It’s Time to Give Moonshine Some Respect: It’s an American tradition and as worthy a liquid as any unaged spirit (CAROLINE EUBANKS, June 26, 2024, Inside Hook)

“We just don’t have a better word, so moonshine has come to fill that void, and it’s problematic because moonshine can also mean an illegally-made spirit,” Spoelman says. “Then that suggests a dangerous or poorly made spirit, perhaps to some ears.”

The legacy of moonshine also counteracts many of the stereotypes. “A good moonshiner would try to give his customer a good value,” Schumaker says. “If you sell somebody 180-proof moonshine, it’s really not moonshine, it’s almost vodka at that point. There’s a misconception that that’s the only thing that a moonshiner would sell.” Unfortunately, the majority of the recognizable brands on the market don’t create anything that could truly be identified as moonshine, instead offering neon-hued flavored drinks made from neutral grain spirits in mason jars.

Moonshine is actually a uniquely American product with roots back to the earliest days of the nation. The Scots-Irish settling in the mountainous east coast are primarily responsible for bringing their centuries-old distilling traditions stateside, using corn and water straight from the source to carefully craft flavor. Kings County sources corn from upstate New York, and Highlands gets its materials locally in southwest Virginia and Pennsylvania, allowing for the spirit to pick up the terroir.
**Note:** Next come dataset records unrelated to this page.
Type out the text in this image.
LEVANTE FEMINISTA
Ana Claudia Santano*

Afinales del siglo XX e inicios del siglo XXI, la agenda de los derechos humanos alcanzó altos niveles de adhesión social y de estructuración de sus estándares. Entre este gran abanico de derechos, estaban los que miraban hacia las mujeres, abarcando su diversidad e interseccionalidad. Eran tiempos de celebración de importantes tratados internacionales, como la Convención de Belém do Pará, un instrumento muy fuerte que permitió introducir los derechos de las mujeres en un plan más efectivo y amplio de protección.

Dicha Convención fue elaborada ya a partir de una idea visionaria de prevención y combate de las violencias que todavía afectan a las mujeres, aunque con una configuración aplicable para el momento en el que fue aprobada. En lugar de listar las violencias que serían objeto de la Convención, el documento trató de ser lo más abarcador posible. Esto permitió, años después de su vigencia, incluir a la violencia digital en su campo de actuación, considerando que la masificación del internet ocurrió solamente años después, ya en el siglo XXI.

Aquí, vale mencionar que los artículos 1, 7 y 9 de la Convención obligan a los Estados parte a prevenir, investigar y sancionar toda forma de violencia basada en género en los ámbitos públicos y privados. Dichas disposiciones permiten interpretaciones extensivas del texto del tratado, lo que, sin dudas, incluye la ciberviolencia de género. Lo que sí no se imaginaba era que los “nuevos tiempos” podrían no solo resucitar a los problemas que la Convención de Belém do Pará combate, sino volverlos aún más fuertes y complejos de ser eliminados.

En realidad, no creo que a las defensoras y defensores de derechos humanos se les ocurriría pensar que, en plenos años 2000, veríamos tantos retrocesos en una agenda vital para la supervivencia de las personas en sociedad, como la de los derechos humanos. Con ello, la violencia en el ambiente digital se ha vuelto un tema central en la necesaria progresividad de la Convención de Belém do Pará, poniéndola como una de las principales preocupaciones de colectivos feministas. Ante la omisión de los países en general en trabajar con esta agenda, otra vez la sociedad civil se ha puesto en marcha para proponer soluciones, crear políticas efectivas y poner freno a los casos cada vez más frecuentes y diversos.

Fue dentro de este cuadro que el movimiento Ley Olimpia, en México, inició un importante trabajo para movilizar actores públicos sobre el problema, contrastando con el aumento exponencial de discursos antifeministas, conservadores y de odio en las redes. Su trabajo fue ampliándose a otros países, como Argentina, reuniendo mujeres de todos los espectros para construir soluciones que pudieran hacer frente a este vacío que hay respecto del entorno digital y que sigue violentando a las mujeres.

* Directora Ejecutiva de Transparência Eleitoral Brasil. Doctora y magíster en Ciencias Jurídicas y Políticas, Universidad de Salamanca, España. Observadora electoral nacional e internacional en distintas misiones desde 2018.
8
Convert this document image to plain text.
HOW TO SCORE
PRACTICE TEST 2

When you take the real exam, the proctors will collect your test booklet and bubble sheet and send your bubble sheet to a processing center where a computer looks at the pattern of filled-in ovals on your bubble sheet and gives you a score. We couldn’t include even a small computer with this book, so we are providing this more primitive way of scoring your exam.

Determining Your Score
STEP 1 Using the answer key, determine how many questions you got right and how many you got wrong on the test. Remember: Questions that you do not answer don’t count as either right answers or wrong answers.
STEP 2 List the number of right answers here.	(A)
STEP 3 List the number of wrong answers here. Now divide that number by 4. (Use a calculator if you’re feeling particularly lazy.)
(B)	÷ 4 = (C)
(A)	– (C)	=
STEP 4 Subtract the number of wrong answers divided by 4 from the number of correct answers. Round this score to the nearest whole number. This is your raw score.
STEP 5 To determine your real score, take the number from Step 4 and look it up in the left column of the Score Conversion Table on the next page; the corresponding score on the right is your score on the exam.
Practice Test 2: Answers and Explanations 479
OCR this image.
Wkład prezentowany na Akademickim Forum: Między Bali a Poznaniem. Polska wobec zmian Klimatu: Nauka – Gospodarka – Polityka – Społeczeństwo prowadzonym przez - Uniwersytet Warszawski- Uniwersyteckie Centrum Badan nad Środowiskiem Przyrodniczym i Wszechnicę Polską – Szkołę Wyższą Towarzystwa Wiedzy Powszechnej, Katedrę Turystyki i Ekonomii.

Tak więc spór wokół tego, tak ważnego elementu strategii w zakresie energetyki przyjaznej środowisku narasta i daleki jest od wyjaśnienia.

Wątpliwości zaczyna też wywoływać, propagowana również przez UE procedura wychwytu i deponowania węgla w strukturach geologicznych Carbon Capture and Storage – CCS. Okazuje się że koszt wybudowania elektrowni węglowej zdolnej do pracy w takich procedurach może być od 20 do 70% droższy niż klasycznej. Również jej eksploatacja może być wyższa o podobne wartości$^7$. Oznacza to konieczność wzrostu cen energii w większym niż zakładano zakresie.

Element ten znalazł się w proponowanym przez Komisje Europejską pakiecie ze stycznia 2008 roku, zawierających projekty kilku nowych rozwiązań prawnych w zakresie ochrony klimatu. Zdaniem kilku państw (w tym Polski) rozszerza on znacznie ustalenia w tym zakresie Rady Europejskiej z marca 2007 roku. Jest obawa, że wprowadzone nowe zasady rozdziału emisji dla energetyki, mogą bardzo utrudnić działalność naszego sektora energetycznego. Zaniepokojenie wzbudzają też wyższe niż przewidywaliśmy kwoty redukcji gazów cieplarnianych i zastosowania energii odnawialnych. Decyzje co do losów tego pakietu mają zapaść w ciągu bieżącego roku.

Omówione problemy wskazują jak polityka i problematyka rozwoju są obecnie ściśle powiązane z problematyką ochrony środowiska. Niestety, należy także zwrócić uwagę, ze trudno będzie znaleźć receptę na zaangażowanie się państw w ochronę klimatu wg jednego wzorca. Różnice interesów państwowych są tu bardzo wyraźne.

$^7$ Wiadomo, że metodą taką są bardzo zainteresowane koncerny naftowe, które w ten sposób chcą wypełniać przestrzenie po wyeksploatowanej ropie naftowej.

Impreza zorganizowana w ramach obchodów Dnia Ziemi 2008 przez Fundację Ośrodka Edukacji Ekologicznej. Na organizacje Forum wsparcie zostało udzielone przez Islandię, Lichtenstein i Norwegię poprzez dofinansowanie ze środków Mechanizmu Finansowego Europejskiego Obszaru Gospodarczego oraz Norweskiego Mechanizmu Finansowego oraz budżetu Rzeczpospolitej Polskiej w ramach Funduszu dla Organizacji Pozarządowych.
“It’s very challenging to make a white spirit palatable, and that’s the job of the moonshine maker, whereas the whisky maker can fudge that piece of the process and sort of age out the imperfections over time,” Spoelman says.

So why doesn’t the industry appropriately recognize it? Moonshine typically falls under the category of “other American whiskies” in the awards, and very few have broken through to claim the medals like Troy and Sons in Asheville, North Carolina, which has twice been honored for its platinum whiskey.

Moonshines of this variety also rarely appear on cocktail menus outside of the territory where the spirit is traditionally distilled in Appalachia. But it has as much versatility as anything else you might have behind the bar.

“The cocktail opportunity of an unaged whiskey remains pretty unexplored, especially when you have tequila, silver tequila, white rum and various kinds of apple spirit ending up in cocktails,” Spoelman says. “I still think moonshine is maybe at the trough of its backlash, and it’s poised for a re-emergence as a more cultural mainstay once it’s better understood.”

One of my buddies is a moonshiner and I bring him any grains, sugars, fruit products we are getting rid of. Constantly amazed at the quality of the liquor he can turn them into. There’s even a reality show about them nowadays.